Let me share a concern regarding recent calls for the creation of new UN bodies to coordinate or oversee the institutions responsible for the technical and operational functioning of the Internet. We believe such developments would be in default of the Tunis Agenda which calls for multi-stakeholder cooperation in the Internet policy development process. Should there by any move towards a new UN instrument pertaining to Internet policy, it must be done with the involvement of all stakeholders, in an open, inclusive and transparent fashion. We call on our Host Country to convey this concern to the Secretary-General of the United Nations and to the President of the General Assembly.

Fruitful debates this week on Internet and Human Rights illustrate how timely and constructive the IGF’s discussions can be. These discussions reflect the substantial role that the Internet plays in enabling the realization of a wide range of human rights, such as freedom of expression and opinion, as enshrined in Article 19 of the Universal Declaration of Human Rights.

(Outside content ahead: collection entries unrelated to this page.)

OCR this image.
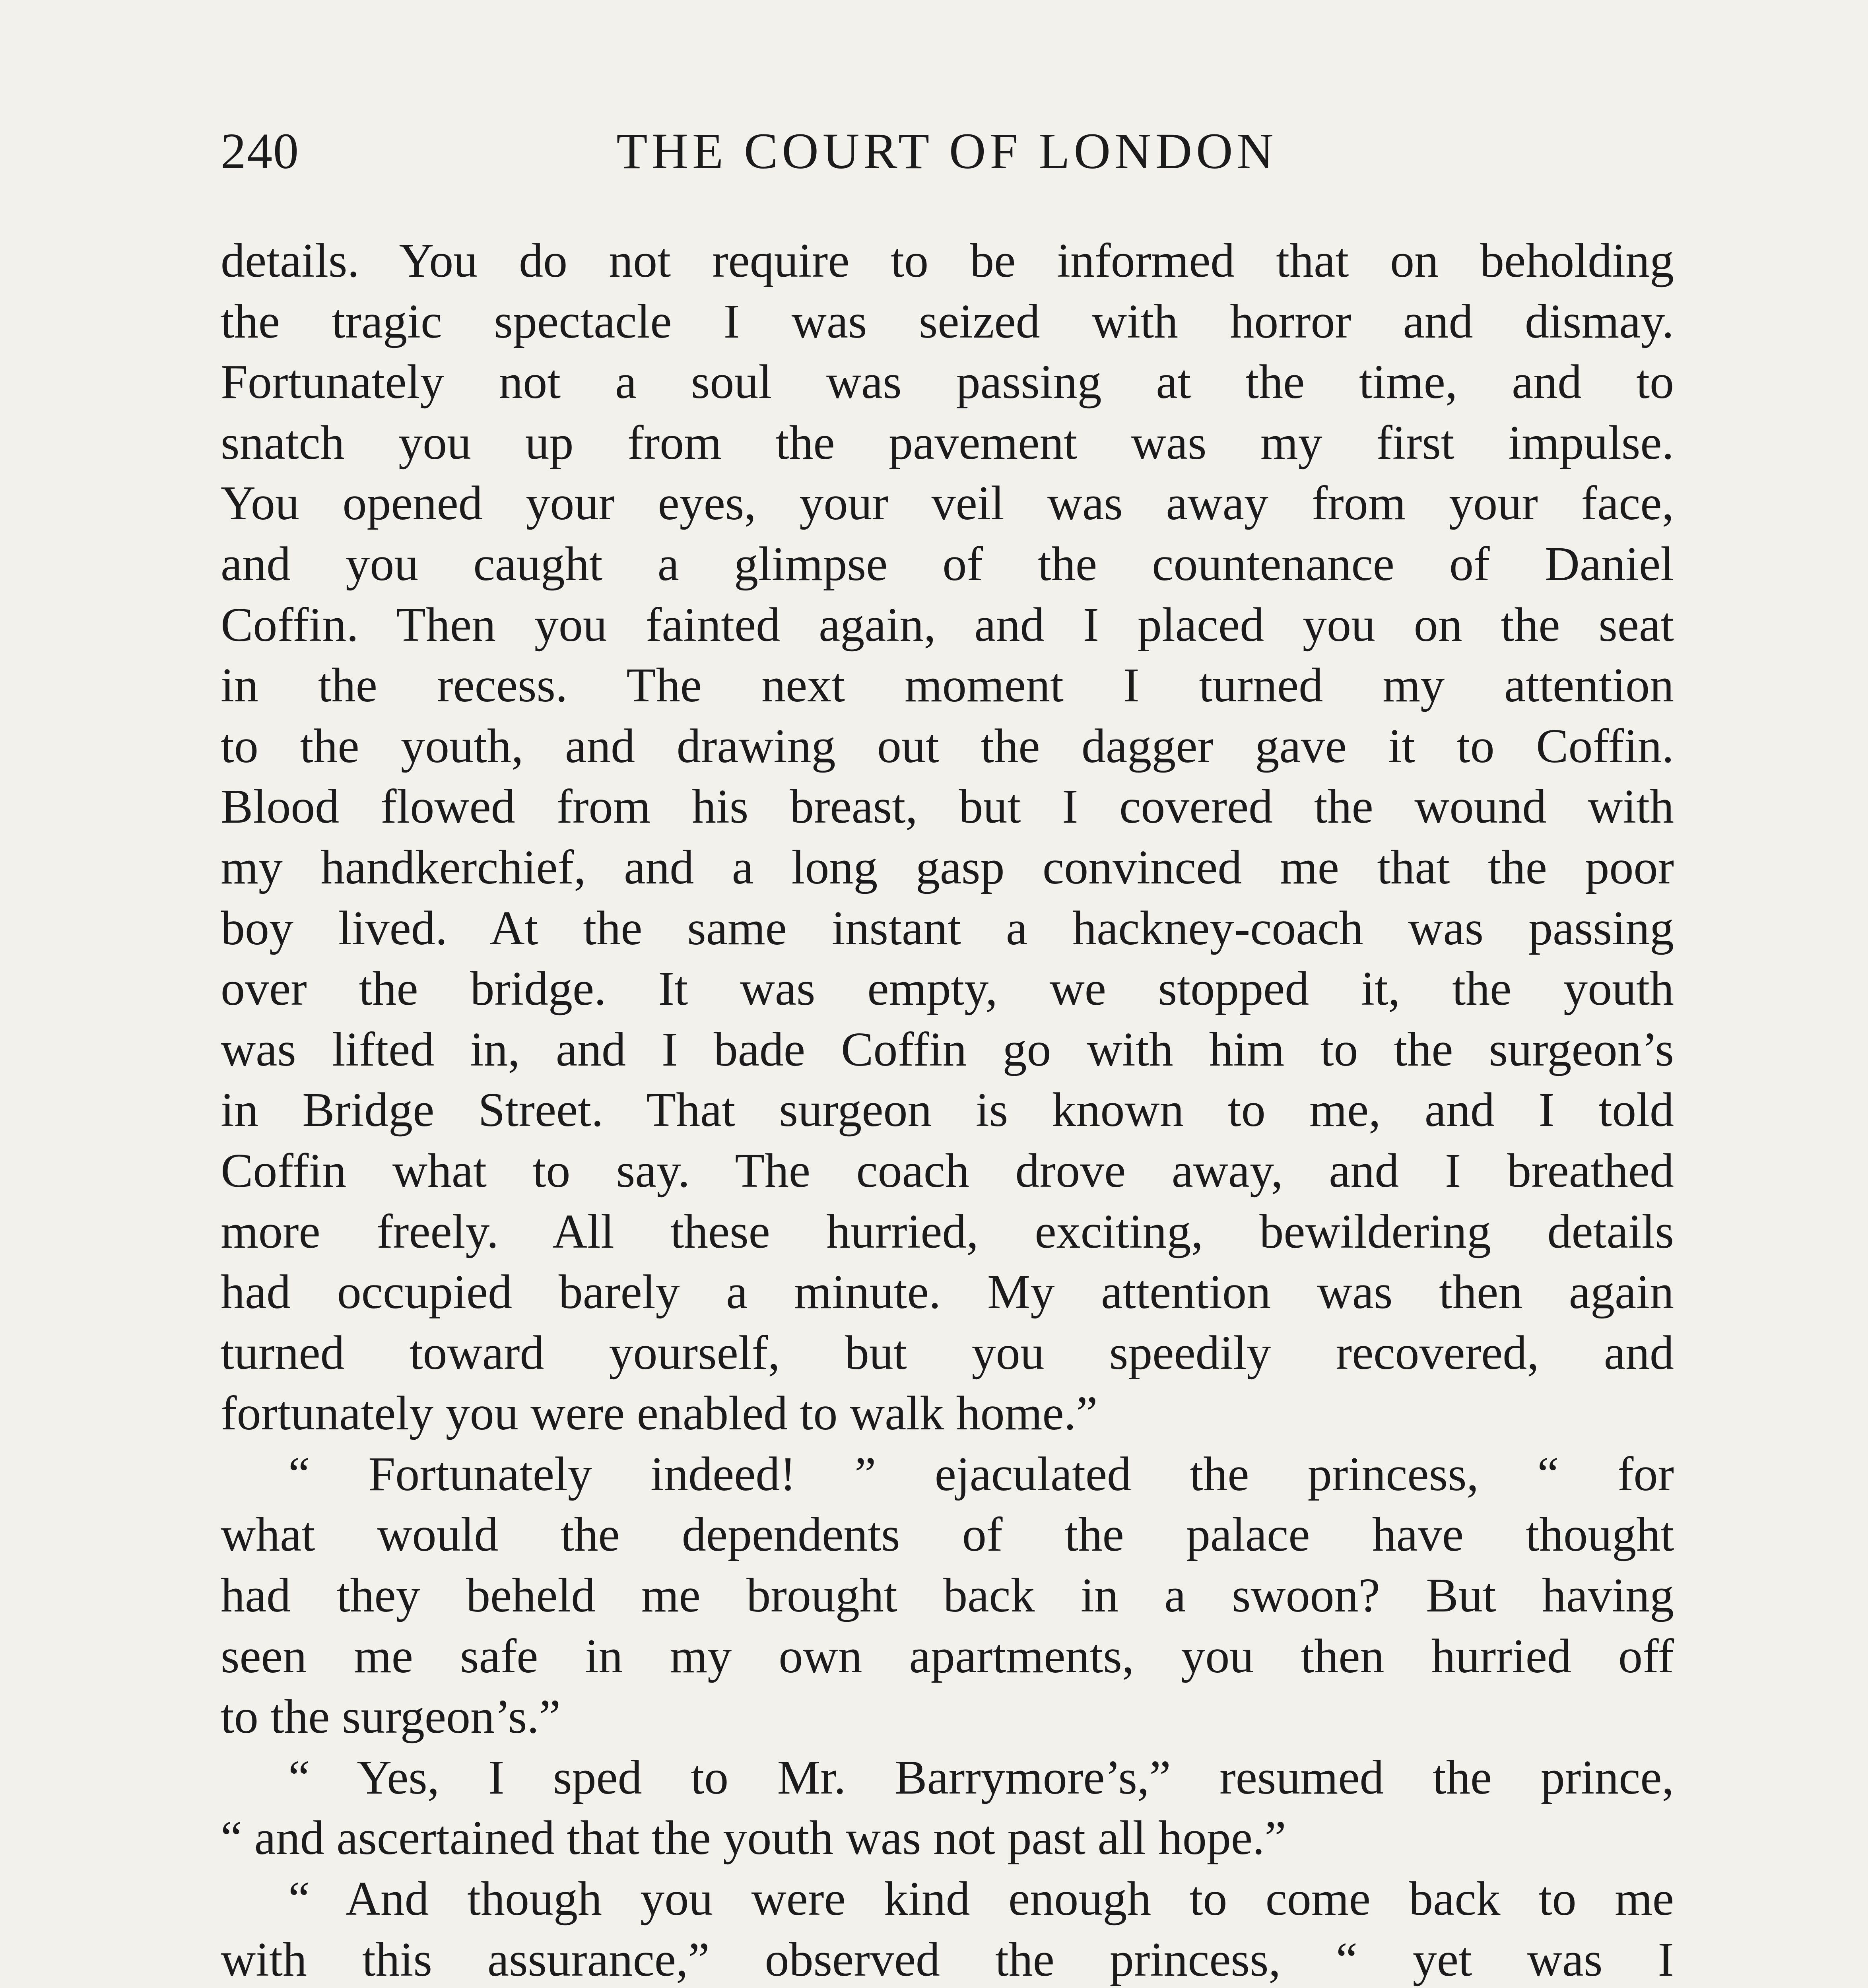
240	THE COURT OF LONDON
details. You do not require to be informed that on beholding
the tragic spectacle I was seized with horror and dismay.
Fortunately not a soul was passing at the time, and to
snatch you up from the pavement was my first impulse.
You opened your eyes, your veil was away from your face,
and you caught a glimpse of the countenance of Daniel
Coffin. Then you fainted again, and I placed you on the seat
in the recess. The next moment I turned my attention
to the youth, and drawing out the dagger gave it to Coffin.
Blood flowed from his breast, but I covered the wound with
my handkerchief, and a long gasp convinced me that the poor
boy lived. At the same instant a hackney-coach was passing
over the bridge. It was empty, we stopped it, the youth
was lifted in, and I bade Coffin go with him to the surgeon’s
in Bridge Street. That surgeon is known to me, and I told
Coffin what to say. The coach drove away, and I breathed
more freely. All these hurried, exciting, bewildering details
had occupied barely a minute. My attention was then again
turned toward yourself, but you speedily recovered, and
fortunately you were enabled to walk home.”
“ Fortunately indeed! ” ejaculated the princess, “ for
what would the dependents of the palace have thought
had they beheld me brought back in a swoon? But having
seen me safe in my own apartments, you then hurried off
to the surgeon’s.”
“ Yes, I sped to Mr. Barrymore’s,” resumed the prince,
“ and ascertained that the youth was not past all hope.”
“ And though you were kind enough to come back to me
with this assurance,” observed the princess, “ yet was I
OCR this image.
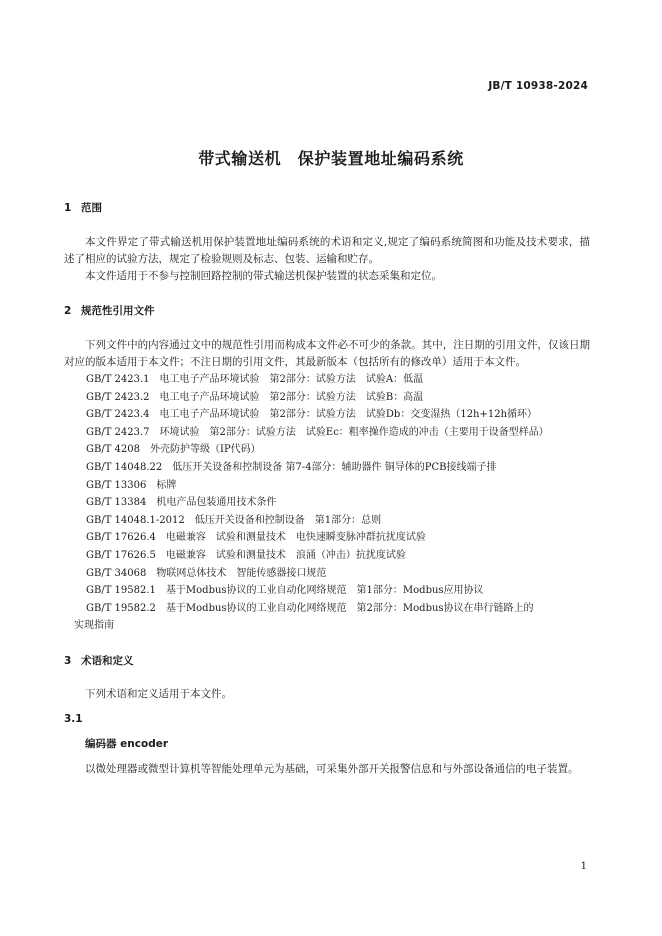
JB/T 10938-2024
带式输送机　保护装置地址编码系统
1 范围
本文件界定了带式输送机用保护装置地址编码系统的术语和定义,规定了编码系统简图和功能及技术要求，描述了相应的试验方法，规定了检验规则及标志、包装、运输和贮存。
本文件适用于不参与控制回路控制的带式输送机保护装置的状态采集和定位。
2 规范性引用文件
下列文件中的内容通过文中的规范性引用而构成本文件必不可少的条款。其中，注日期的引用文件，仅该日期对应的版本适用于本文件；不注日期的引用文件，其最新版本（包括所有的修改单）适用于本文件。
GB/T 2423.1　电工电子产品环境试验　第2部分：试验方法　试验A：低温
GB/T 2423.2　电工电子产品环境试验　第2部分：试验方法　试验B：高温
GB/T 2423.4　电工电子产品环境试验　第2部分：试验方法　试验Db：交变湿热（12h+12h循环）
GB/T 2423.7　环境试验　第2部分：试验方法　试验Ec：粗率操作造成的冲击（主要用于设备型样品）
GB/T 4208　外壳防护等级（IP代码）
GB/T 14048.22　低压开关设备和控制设备 第7-4部分：辅助器件 铜导体的PCB接线端子排
GB/T 13306　标牌
GB/T 13384　机电产品包装通用技术条件
GB/T 14048.1-2012　低压开关设备和控制设备　第1部分：总则
GB/T 17626.4　电磁兼容　试验和测量技术　电快速瞬变脉冲群抗扰度试验
GB/T 17626.5　电磁兼容　试验和测量技术　浪涌（冲击）抗扰度试验
GB/T 34068　物联网总体技术　智能传感器接口规范
GB/T 19582.1　基于Modbus协议的工业自动化网络规范　第1部分：Modbus应用协议
GB/T 19582.2　基于Modbus协议的工业自动化网络规范　第2部分：Modbus协议在串行链路上的
实现指南
3 术语和定义
下列术语和定义适用于本文件。
3.1
编码器 encoder
以微处理器或微型计算机等智能处理单元为基础，可采集外部开关报警信息和与外部设备通信的电子装置。
1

Increased attempts by Governments around the world to control their citizen’s access and use of the global network, and often with disregard to the basic principles of human rights and due process, make it urgent to address these questions. We look forward to deepening these discussions at the IGF 2012.

In closing, on behalf of the Internet technical community, I want to thank you for the opportunity to participate in the IGF 2011. This year again, we measure the opportunity that is given to us – to collaborate under the United Nations umbrella with all stakeholders interested in making the Internet an opportunity for all. The Internet technical community is firmly committed to contributing to future successes of the IGF.

Thank you.

* Nii Quaynor, former Jonathan B. Postel Service Award recipient, spoke at the closing ceremony of the 6th annual IGF meeting in Nairobi,Kenya, 30 September 2011. On behalf of the Internet Technical Community, Quaynor commended the IGF as an open and inclusive forum, allowing stakeholders from a variety of nationalities and interests to sit and discuss together in the spirit of shared understanding and responsibility. He expressed praise for the multi-stakeholder model that brings together governments, civil society, business and the Internet technical community.

Quaynor raised concerns regarding recent calls for the creation of new UN bodies to coordinate or oversee the institutions responsible for the technical and operational functioning of the Internet. He stated, ?We believe such developments would be in default of the Tunis Agenda which calls for multi-stakeholder cooperation in the Internet policy development process. Should there by any move towards a new UN instrument pertaining to Internet policy, it must be done with the involvement of all stakeholders, in an open, inclusive and transparent fashion. We call on our Host Country to convey this concern to the Secretary- General of the United Nations and to the President of the General Assembly.